Yaşlılık aylıkları açısından borçlanma sonucu Bağkur (4/1-b) kapsamında elde edilen süreler ile kısmi aylık öncesi veya sonrası Türkiye sigortalılık süreleriyle 2829 sayılı Kanuna göre birleştirilecek ve son yedi yıldaki hizmetlerden hangisi 1260 günden fazla ise o sigortalılık statüsüne göre, sürelerin eşit olması halinde son sigortalılık statüsüne göre şayet yeterli süre varsa borçlandırılıp bedelin yatırılması halinde borcun yatırıldığı tarihi takip eden aybaşından itibaren tam aylığa çevrilecektir. Malullük ve ölüm aylıklarında ise son sigortalılık statüsü yani 1479 sayılı Bağkur Kanunundaki şartlar aranacaktır.

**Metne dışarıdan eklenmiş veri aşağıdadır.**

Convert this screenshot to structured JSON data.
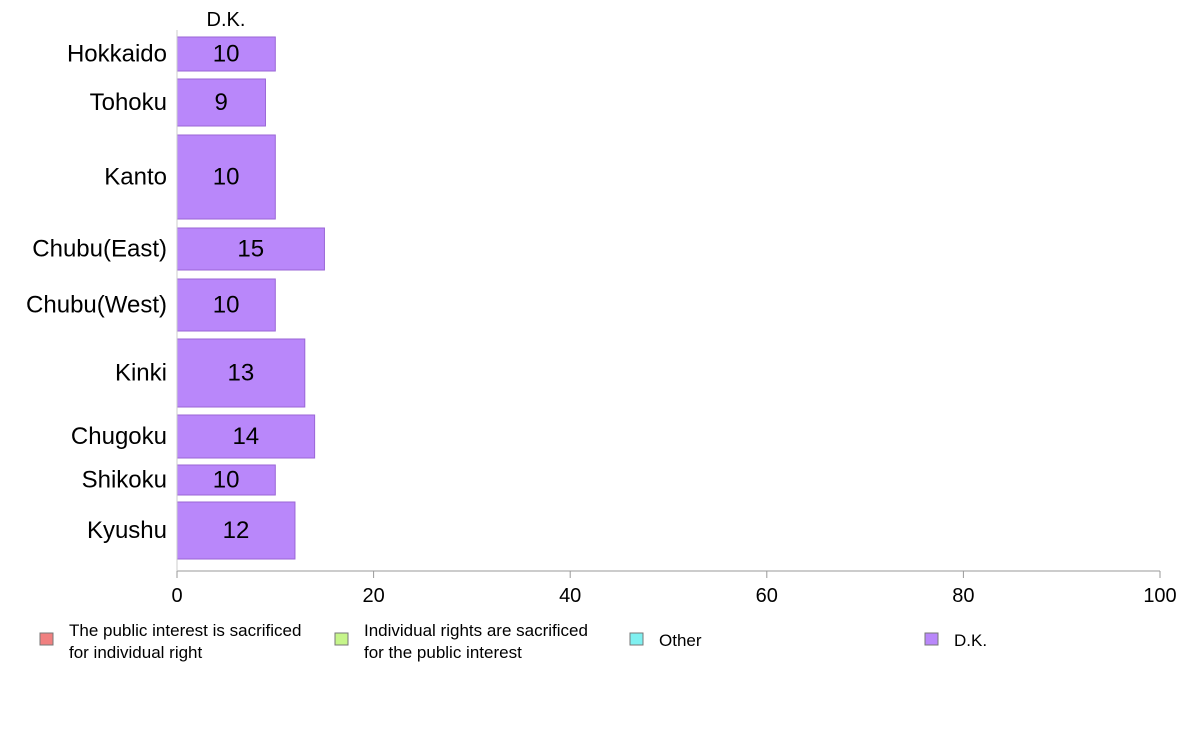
{
  "chart_data": {
    "type": "bar",
    "orientation": "horizontal",
    "stacked": true,
    "categories": [
      "Hokkaido",
      "Tohoku",
      "Kanto",
      "Chubu(East)",
      "Chubu(West)",
      "Kinki",
      "Chugoku",
      "Shikoku",
      "Kyushu"
    ],
    "series": [
      {
        "name": "The public interest is sacrificed for individual right",
        "legend_lines": [
          "The public interest is sacrificed",
          "for individual right"
        ],
        "color": "#f08080",
        "values": [
          null,
          null,
          null,
          null,
          null,
          null,
          null,
          null,
          null
        ]
      },
      {
        "name": "Individual rights are sacrificed for the public interest",
        "legend_lines": [
          "Individual rights are sacrificed",
          "for the public interest"
        ],
        "color": "#c6f58a",
        "values": [
          null,
          null,
          null,
          null,
          null,
          null,
          null,
          null,
          null
        ]
      },
      {
        "name": "Other",
        "legend_lines": [
          "Other"
        ],
        "color": "#7ff0f0",
        "values": [
          null,
          null,
          null,
          null,
          null,
          null,
          null,
          null,
          null
        ]
      },
      {
        "name": "D.K.",
        "legend_lines": [
          "D.K."
        ],
        "color": "#b987fa",
        "values": [
          10,
          9,
          10,
          15,
          10,
          13,
          14,
          10,
          12
        ]
      }
    ],
    "value_labels": [
      "10",
      "9",
      "10",
      "15",
      "10",
      "13",
      "14",
      "10",
      "12"
    ],
    "visible_series_header": "D.K.",
    "xlim": [
      0,
      100
    ],
    "xticks": [
      0,
      20,
      40,
      60,
      80,
      100
    ],
    "grid": false,
    "legend_position": "bottom"
  }
}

Örnek; 01.09.1955 doğumlu ve Türkiye’de ilk defa 01.03.1978 tarihinden itibaren SSK kapsamında askerlik borçlanması dahil 2350 günü olan erkek sigortalının 01.02.2000 tarihinden itibaren Almanya’da çalışmaları devam ederken başvurusu üzerine kendisine 01.10.2015 tarihinden itibaren kısmi sözleme aylığı bağlanmıştır. Bu sigortalımız 01.06.2023 tarihinde kısmi sözleşme aylığının tam aylığa çevrilmesine yetecek süreyi borçlanma talebinde bulunmuştur. Normalde bu sigortalımızın ilk sigorta girişine ve mülga 506 sayılı SSK kanununa göre birden fazla emeklilik şartlarını tamamlaması söz konusudur. Kendisi hem 5000 gün, 25 yıl sigortalılık süresi ile hem de 3600 gün, 15 yıl sigortalılık süresi ve 60 yaş şartlarıyla emekli olabiliyor.

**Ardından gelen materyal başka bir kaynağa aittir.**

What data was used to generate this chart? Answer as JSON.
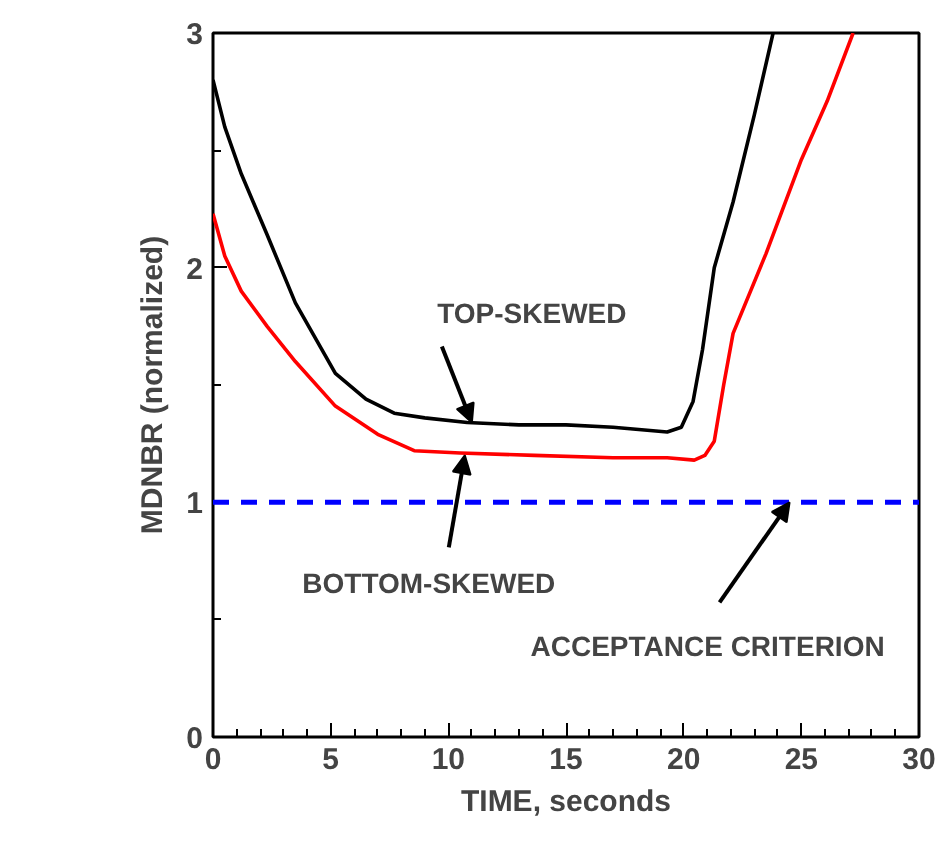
{
  "chart_data": {
    "type": "line",
    "xlabel": "TIME, seconds",
    "ylabel": "MDNBR (normalized)",
    "xlim": [
      0,
      30
    ],
    "ylim": [
      0,
      3
    ],
    "xticks": [
      0,
      5,
      10,
      15,
      20,
      25,
      30
    ],
    "yticks": [
      0,
      1,
      2,
      3
    ],
    "grid": false,
    "series": [
      {
        "color": "#000000",
        "x": [
          0,
          0.5,
          1.2,
          2.3,
          3.5,
          5.2,
          6.5,
          7.7,
          9,
          10.8,
          13,
          15,
          17,
          19.3,
          19.9,
          20.4,
          20.8,
          21.3,
          22.1,
          23,
          23.8
        ],
        "values": [
          2.8,
          2.6,
          2.4,
          2.14,
          1.85,
          1.55,
          1.44,
          1.38,
          1.36,
          1.34,
          1.33,
          1.33,
          1.32,
          1.3,
          1.32,
          1.43,
          1.65,
          2.0,
          2.28,
          2.65,
          3.0
        ]
      },
      {
        "color": "#ff0000",
        "x": [
          0,
          0.5,
          1.2,
          2.3,
          3.5,
          5.2,
          7,
          8.55,
          10.5,
          13.65,
          17,
          19.3,
          20.45,
          20.9,
          21.3,
          21.7,
          22.1,
          23.5,
          25,
          26.1,
          27.2
        ],
        "values": [
          2.23,
          2.05,
          1.9,
          1.75,
          1.6,
          1.41,
          1.29,
          1.22,
          1.21,
          1.2,
          1.19,
          1.19,
          1.18,
          1.2,
          1.26,
          1.5,
          1.72,
          2.06,
          2.46,
          2.71,
          3.0
        ]
      }
    ],
    "ref_lines": [
      {
        "axis": "y",
        "value": 1,
        "color": "#0000ff",
        "line_style": "dashed"
      }
    ],
    "annotations": [
      {
        "text": "TOP-SKEWED",
        "x": 11,
        "y": 1.34
      },
      {
        "text": "BOTTOM-SKEWED",
        "x": 10.7,
        "y": 1.2
      },
      {
        "text": "ACCEPTANCE CRITERION",
        "x": 24.5,
        "y": 1
      }
    ]
  }
}
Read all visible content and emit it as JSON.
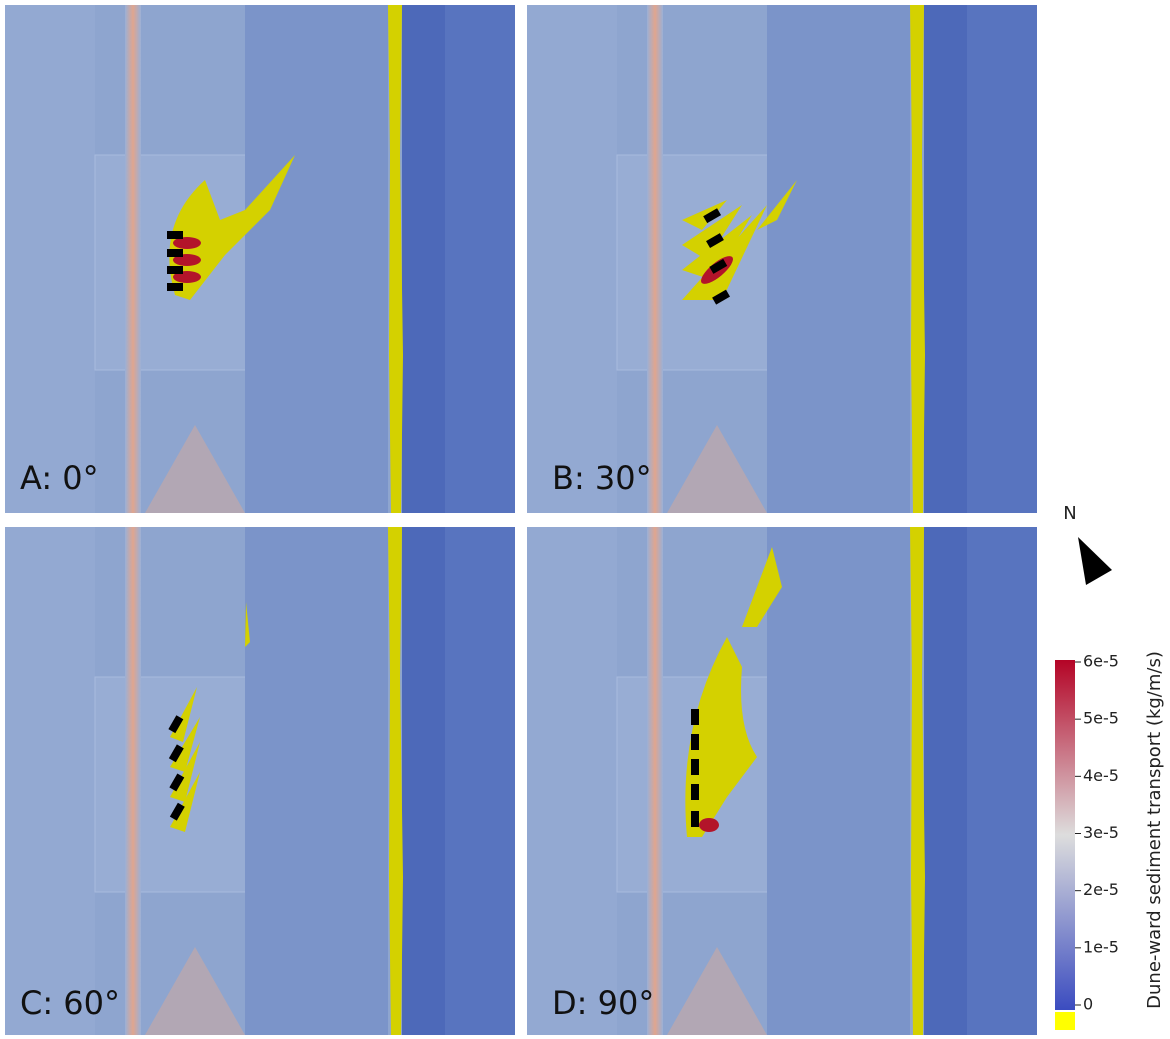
{
  "panels": [
    {
      "label": "A: 0°"
    },
    {
      "label": "B: 30°"
    },
    {
      "label": "C: 60°"
    },
    {
      "label": "D: 90°"
    }
  ],
  "north": "N",
  "colorbar": {
    "title": "Dune-ward sediment transport (kg/m/s)",
    "lim": [
      0,
      6e-05
    ],
    "ticks": [
      {
        "value": 6e-05,
        "label": "6e-5"
      },
      {
        "value": 5e-05,
        "label": "5e-5"
      },
      {
        "value": 4e-05,
        "label": "4e-5"
      },
      {
        "value": 3e-05,
        "label": "3e-5"
      },
      {
        "value": 2e-05,
        "label": "2e-5"
      },
      {
        "value": 1e-05,
        "label": "1e-5"
      },
      0
    ]
  }
}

Böyle bir durumda borçlanma talebini alan SGK’dan 5000 günü tamamlamak üzere 2650 günlük bir borçlanma istendiğinde bu defa 2650 gün Bağkur kapsamında borçlandırılacağından hizmetler 2829 sayılı kanuna göre birleştirildiğinde son yedi yıldaki sigortalılık süresinin 1260 günden fazlası Bağkur kapsamında kalacağından tam aylık şartları 1479 sayılı Bağkur Kanunu gereğince süre ya 9000 güne ya da 5400 güne tamamlanması gerekiyor.

Ancak bu sigortalı vatandaşımız SSK kapsamında birden fazla emeklilik şartlarını tamamlayabildiğinden kısmi sözleşme aylığının tam aylığa çevrilmesine yetecek süreyi borçlanma talebinde bulunduğunda SGK borçlanmayı yine Bağkur kapsamında yapacak. Lâkin bu defa 3600 gün için yetecek süre 1250 gün olacağından mülga 2829 sayılı Kanuna son yedi yılda SSK süreleri fazla olacağından bu sigortalımız Bağkur kapsamına girmeden SSK kapsamında 3600 gün üzerinden kısmi sözleşme aylığını tam aylığa çevirebilecektir.

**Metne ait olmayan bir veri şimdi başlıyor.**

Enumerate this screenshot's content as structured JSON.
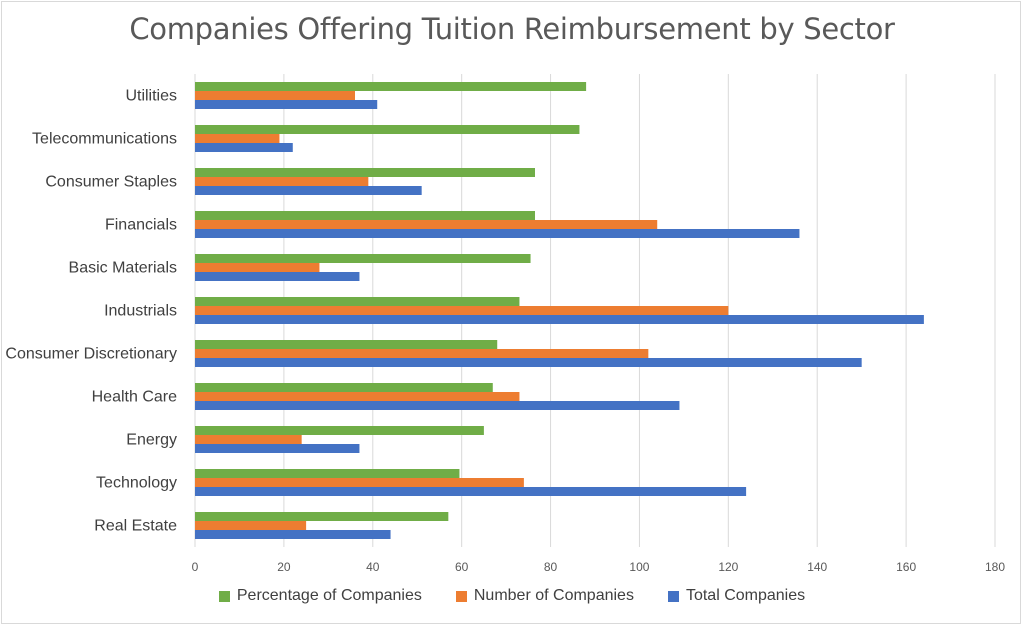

Görüldüğü gibi değişik statülerde geçen hizmetlerin birleştirilip emekli olunacak statünün belirlenmesi bazen avantaj ve bazen de dezavantajlar getirebilmektedir. Bu nedenle Türkiye’de veya yurtdışında yaşayan insanlarımıza emeklilik planlarını yaparken bu düzenlemeleri de nazara almalarını şiddetle tavsiye ederiz.